As I say I have spent far too much of my time watching these shows. But I have to be careful or else I find myself longing for a gleaming white kitchen, a bigger house and colour coordinated children. I have to remind myself that after the camera crew leave, the apples bruise, the kids start whining, and maybe even the brand new roof leaks. And lets face it, any kitchen that I have to clean is never going to be gleaming for very long.

 The pastor at our church once said that we all try to make ourselves a little heaven on earth. He said it in one particular context but it stayed with me because it seemed so true in so many ways. This is one particular version of heaven-on-earth that is very tempting to me. I peek into some grand houses on the way to school and I can feel the discontent in my heart. If only I had a House with Stairs and a Garden life would be so much better. It's Disney for grownups.

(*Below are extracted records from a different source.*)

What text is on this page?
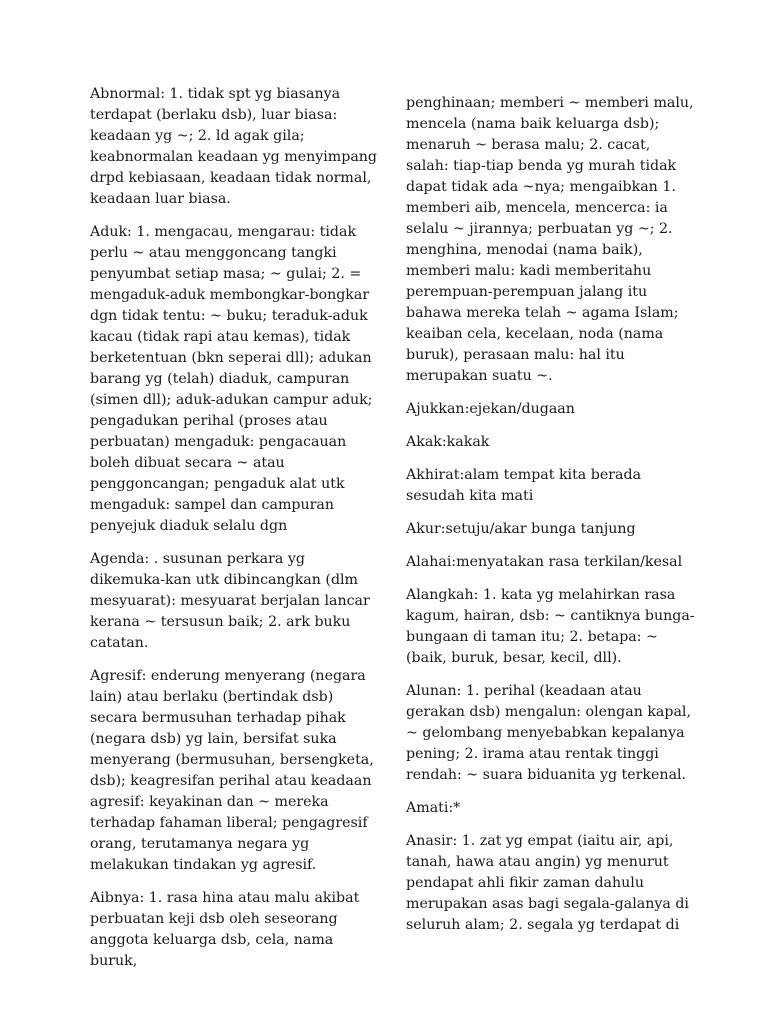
Abnormal: 1. tidak spt yg biasanya terdapat (berlaku dsb), luar biasa: keadaan yg ~; 2. ld agak gila; keabnormalan keadaan yg menyimpang drpd kebiasaan, keadaan tidak normal, keadaan luar biasa.

Aduk: 1. mengacau, mengarau: tidak perlu ~ atau menggoncang tangki penyumbat setiap masa; ~ gulai; 2. = mengaduk-aduk membongkar-bongkar dgn tidak tentu: ~ buku; teraduk-aduk kacau (tidak rapi atau kemas), tidak berketentuan (bkn seperai dll); adukan barang yg (telah) diaduk, campuran (simen dll); aduk-adukan campur aduk; pengadukan perihal (proses atau perbuatan) mengaduk: pengacauan boleh dibuat secara ~ atau penggoncangan; pengaduk alat utk mengaduk: sampel dan campuran penyejuk diaduk selalu dgn

Agenda: . susunan perkara yg dikemuka-kan utk dibincangkan (dlm mesyuarat): mesyuarat berjalan lancar kerana ~ tersusun baik; 2. ark buku catatan.

Agresif: enderung menyerang (negara lain) atau berlaku (bertindak dsb) secara bermusuhan terhadap pihak (negara dsb) yg lain, bersifat suka menyerang (bermusuhan, bersengketa, dsb); keagresifan perihal atau keadaan agresif: keyakinan dan ~ mereka terhadap fahaman liberal; pengagresif orang, terutamanya negara yg melakukan tindakan yg agresif.

Aibnya: 1. rasa hina atau malu akibat perbuatan keji dsb oleh seseorang anggota keluarga dsb, cela, nama buruk,

penghinaan; memberi ~ memberi malu, mencela (nama baik keluarga dsb); menaruh ~ berasa malu; 2. cacat, salah: tiap-tiap benda yg murah tidak dapat tidak ada ~nya; mengaibkan 1. memberi aib, mencela, mencerca: ia selalu ~ jirannya; perbuatan yg ~; 2. menghina, menodai (nama baik), memberi malu: kadi memberitahu perempuan-perempuan jalang itu bahawa mereka telah ~ agama Islam; keaiban cela, kecelaan, noda (nama buruk), perasaan malu: hal itu merupakan suatu ~.

Ajukkan:ejekan/dugaan

Akak:kakak

Akhirat:alam tempat kita berada sesudah kita mati

Akur:setuju/akar bunga tanjung

Alahai:menyatakan rasa terkilan/kesal

Alangkah: 1. kata yg melahirkan rasa kagum, hairan, dsb: ~ cantiknya bunga-bungaan di taman itu; 2. betapa: ~ (baik, buruk, besar, kecil, dll).

Alunan: 1. perihal (keadaan atau gerakan dsb) mengalun: olengan kapal, ~ gelombang menyebabkan kepalanya pening; 2. irama atau rentak tinggi rendah: ~ suara biduanita yg terkenal.

Amati:*

Anasir: 1. zat yg empat (iaitu air, api, tanah, hawa atau angin) yg menurut pendapat ahli fikir zaman dahulu merupakan asas bagi segala-galanya di seluruh alam; 2. segala yg terdapat di
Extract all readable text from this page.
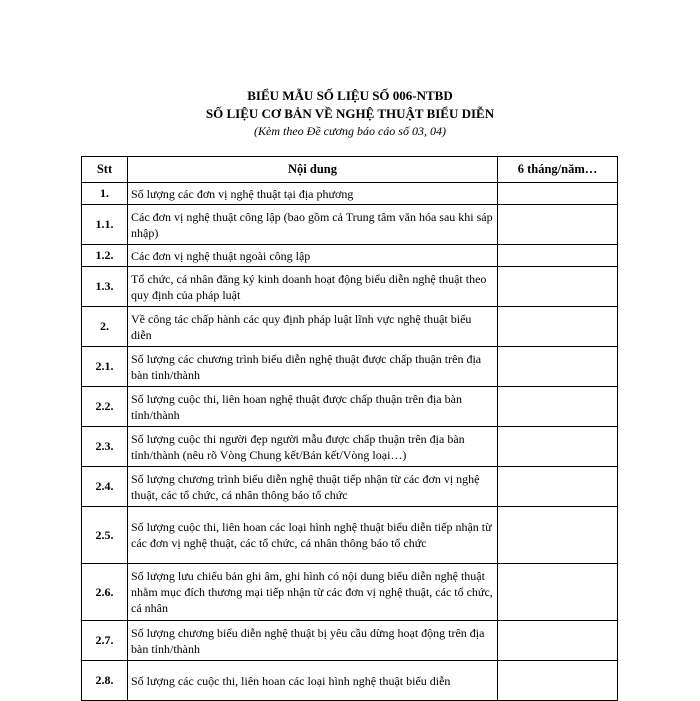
BIỂU MẪU SỐ LIỆU SỐ 006-NTBD
SỐ LIỆU CƠ BẢN VỀ NGHỆ THUẬT BIỂU DIỄN
(Kèm theo Đề cương báo cáo số 03, 04)
Stt	Nội dung	6 tháng/năm…
1.	Số lượng các đơn vị nghệ thuật tại địa phương	
1.1.	Các đơn vị nghệ thuật công lập (bao gồm cả Trung tâm văn hóa sau khi sáp nhập)	
1.2.	Các đơn vị nghệ thuật ngoài công lập	
1.3.	Tổ chức, cá nhân đăng ký kinh doanh hoạt động biểu diễn nghệ thuật theo quy định của pháp luật	
2.	Về công tác chấp hành các quy định pháp luật lĩnh vực nghệ thuật biểu diễn	
2.1.	Số lượng các chương trình biểu diễn nghệ thuật được chấp thuận trên địa bàn tỉnh/thành	
2.2.	Số lượng cuộc thi, liên hoan nghệ thuật được chấp thuận trên địa bàn tỉnh/thành	
2.3.	Số lượng cuộc thi người đẹp người mẫu được chấp thuận trên địa bàn tỉnh/thành (nêu rõ Vòng Chung kết/Bán kết/Vòng loại…)	
2.4.	Số lượng chương trình biểu diễn nghệ thuật tiếp nhận từ các đơn vị nghệ thuật, các tổ chức, cá nhân thông báo tổ chức	
2.5.	Số lượng cuộc thi, liên hoan các loại hình nghệ thuật biểu diễn tiếp nhận từ các đơn vị nghệ thuật, các tổ chức, cá nhân thông báo tổ chức	
2.6.	Số lượng lưu chiểu bản ghi âm, ghi hình có nội dung biểu diễn nghệ thuật nhằm mục đích thương mại tiếp nhận từ các đơn vị nghệ thuật, các tổ chức, cá nhân	
2.7.	Số lượng chương biểu diễn nghệ thuật bị yêu cầu dừng hoạt động trên địa bàn tỉnh/thành	
2.8.	Số lượng các cuộc thi, liên hoan các loại hình nghệ thuật biểu diễn	
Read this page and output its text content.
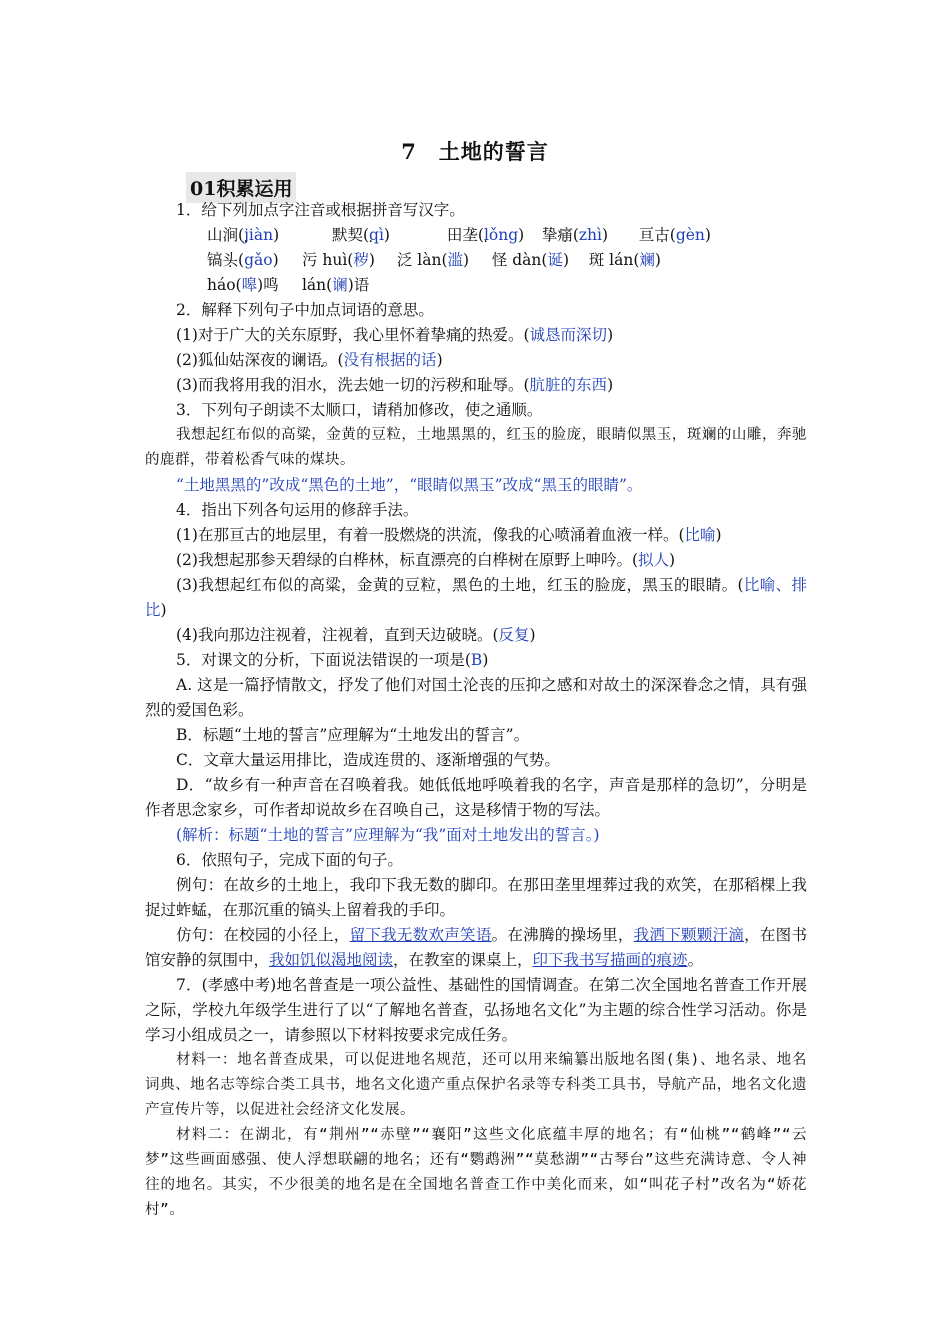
7　土地的誓言
01积累运用

1．给下列加点字注音或根据拼音写汉字。

山涧(jiàn)	默契(qì)	田垄(lǒng) 挚痛(zhì) 亘古(gèn)
镐头(gǎo) 污 huì(秽) 泛 làn(滥) 怪 dàn(诞) 斑 lán(斓)
háo(嗥)鸣 lán(谰)语

2．解释下列句子中加点词语的意思。

(1)对于广大的关东原野，我心里怀着挚痛的热爱。(诚恳而深切)

(2)狐仙姑深夜的谰语。(没有根据的话)

(3)而我将用我的泪水，洗去她一切的污秽和耻辱。(肮脏的东西)

3．下列句子朗读不太顺口，请稍加修改，使之通顺。

我想起红布似的高粱，金黄的豆粒，土地黑黑的，红玉的脸庞，眼睛似黑玉，斑斓的山雕，奔驰的鹿群，带着松香气味的煤块。

“土地黑黑的”改成“黑色的土地”，“眼睛似黑玉”改成“黑玉的眼睛”。

4．指出下列各句运用的修辞手法。

(1)在那亘古的地层里，有着一股燃烧的洪流，像我的心喷涌着血液一样。(比喻)

(2)我想起那参天碧绿的白桦林，标直漂亮的白桦树在原野上呻吟。(拟人)

(3)我想起红布似的高粱，金黄的豆粒，黑色的土地，红玉的脸庞，黑玉的眼睛。(比喻、排比)

(4)我向那边注视着，注视着，直到天边破晓。(反复)

5．对课文的分析，下面说法错误的一项是(B)

A. 这是一篇抒情散文，抒发了他们对国土沦丧的压抑之感和对故土的深深眷念之情，具有强烈的爱国色彩。

B．标题“土地的誓言”应理解为“土地发出的誓言”。

C．文章大量运用排比，造成连贯的、逐渐增强的气势。

D．“故乡有一种声音在召唤着我。她低低地呼唤着我的名字，声音是那样的急切”，分明是作者思念家乡，可作者却说故乡在召唤自己，这是移情于物的写法。

(解析：标题“土地的誓言”应理解为“我”面对土地发出的誓言。)

6．依照句子，完成下面的句子。

例句：在故乡的土地上，我印下我无数的脚印。在那田垄里埋葬过我的欢笑，在那稻棵上我捉过蚱蜢，在那沉重的镐头上留着我的手印。

仿句：在校园的小径上，留下我无数欢声笑语。在沸腾的操场里，我洒下颗颗汗滴，在图书馆安静的氛围中，我如饥似渴地阅读，在教室的课桌上，印下我书写描画的痕迹。

7．(孝感中考)地名普查是一项公益性、基础性的国情调查。在第二次全国地名普查工作开展之际，学校九年级学生进行了以“了解地名普查，弘扬地名文化”为主题的综合性学习活动。你是学习小组成员之一，请参照以下材料按要求完成任务。

材料一：地名普查成果，可以促进地名规范，还可以用来编纂出版地名图(集)、地名录、地名词典、地名志等综合类工具书，地名文化遗产重点保护名录等专科类工具书，导航产品，地名文化遗产宣传片等，以促进社会经济文化发展。

材料二：在湖北，有“荆州”“赤壁”“襄阳”这些文化底蕴丰厚的地名；有“仙桃”“鹤峰”“云梦”这些画面感强、使人浮想联翩的地名；还有“鹦鹉洲”“莫愁湖”“古琴台”这些充满诗意、令人神往的地名。其实，不少很美的地名是在全国地名普查工作中美化而来，如“叫花子村”改名为“娇花村”。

On these occasions I find myself thinking of these words of Jesus:
      “Do not let your hearts be troubled. You believe in God; believe also in me.  My Father’s house has many rooms; if that were not so, would I have told you that I am going there to prepare a place for you? And if I go and prepare a place for you, I will come back and take you to be with me that you also may be where I am." (John 14:1-3)

Real rooms, a real house, a real place. Ok so he doesn't say we will all get a detached house. But then we won't be afflicted with the insatiable desire for more, better, bigger. We will be content. Oh and guess what? The roof won't leak, the children won't fight and the apples will stay shiny.